Operare un processo di ritorno “al centro di se stessi” – da parte di ogni persona e Popolo - è l'obiettivo dell'autentica speranza, è diritto e dovere verso se stessi e verso gli altri.

Ma come diventare centro a se stessi? Volendolo; dunque mettendo in atto un graduale cambiamento di mentalità. Perché essere centro o periferia, l'abbiamo visto, è in primo luogo una questione mentale. E le risorse? Devono sorgere dal cuore della stessa periferia, ché, come visto, periferia non è. Gli aiuti esterni son certo utili, ma solo se funzionali al percorso in tema. Ottimizzare l'interazione con i Popoli in tal senso rispettosi e stimolanti, è cosa più che buona.

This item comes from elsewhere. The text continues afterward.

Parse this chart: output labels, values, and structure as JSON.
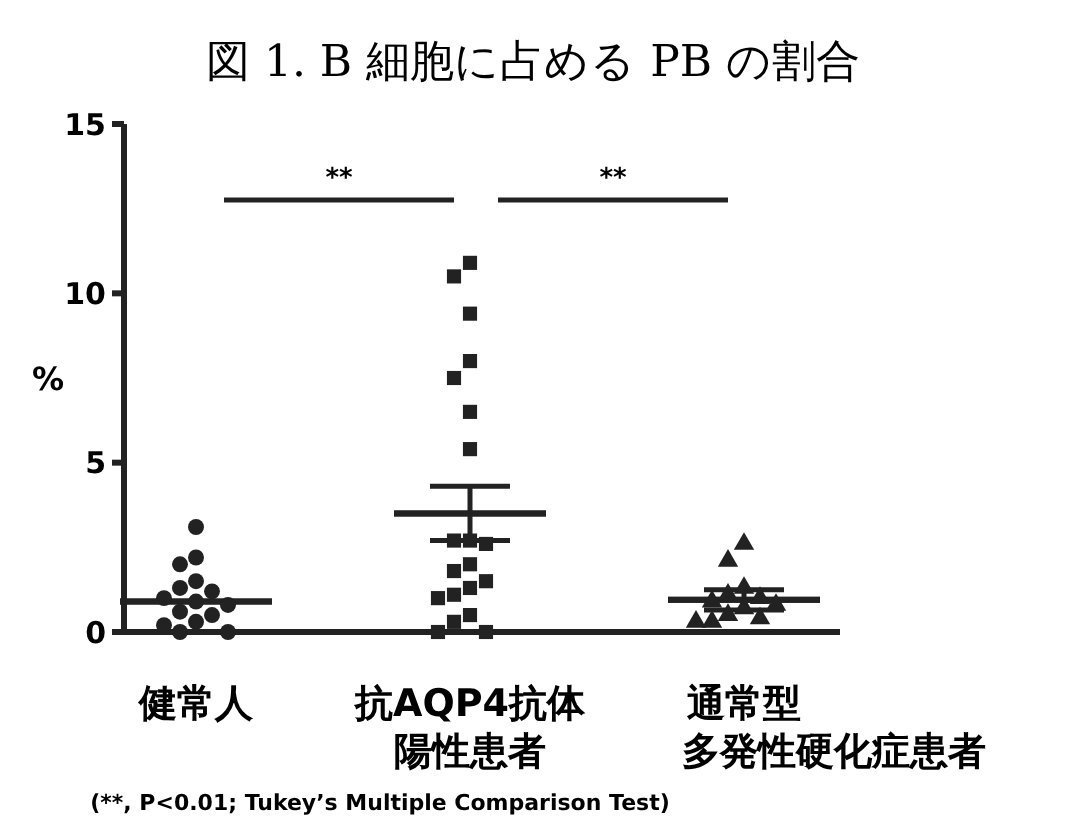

Una tentazione altamente devastante per le periferie, consiste nello stagnare in una lamentosa- piagnucolante passività, con la speranza che il centro, commosso, vada in suo soccorso. È una pia illusione radicata in quella stessa dipendenza mentale che la storia ha sedimentato nel cervello delle periferie. Solo un processo come sopra espresso potrà tramutare in “centro” la falsa percezione che i Popoli “periferici” hanno di se stessi. Il resto viene da se'.

È possibile tutto ciò in un mondo ove i pochi sedicenti Centri soggiogano le molte Periferie? Sì. Alcuni Popoli l'hanno già fatto, altri sono a buon punto; altri ancora si stanno immettendo in carreggiata. I venti contrari saranno forti. Le resistenze degli attuali centri non daranno tregua; ma al contempo fungeranno da utile cartina tornasole, secondo l'aforisma del Mahatma: “Prima ti ignorano, poi ti deridono, poi ti combattono. Poi vinci”.

                                                                                            Ignazio Cuncu Piano.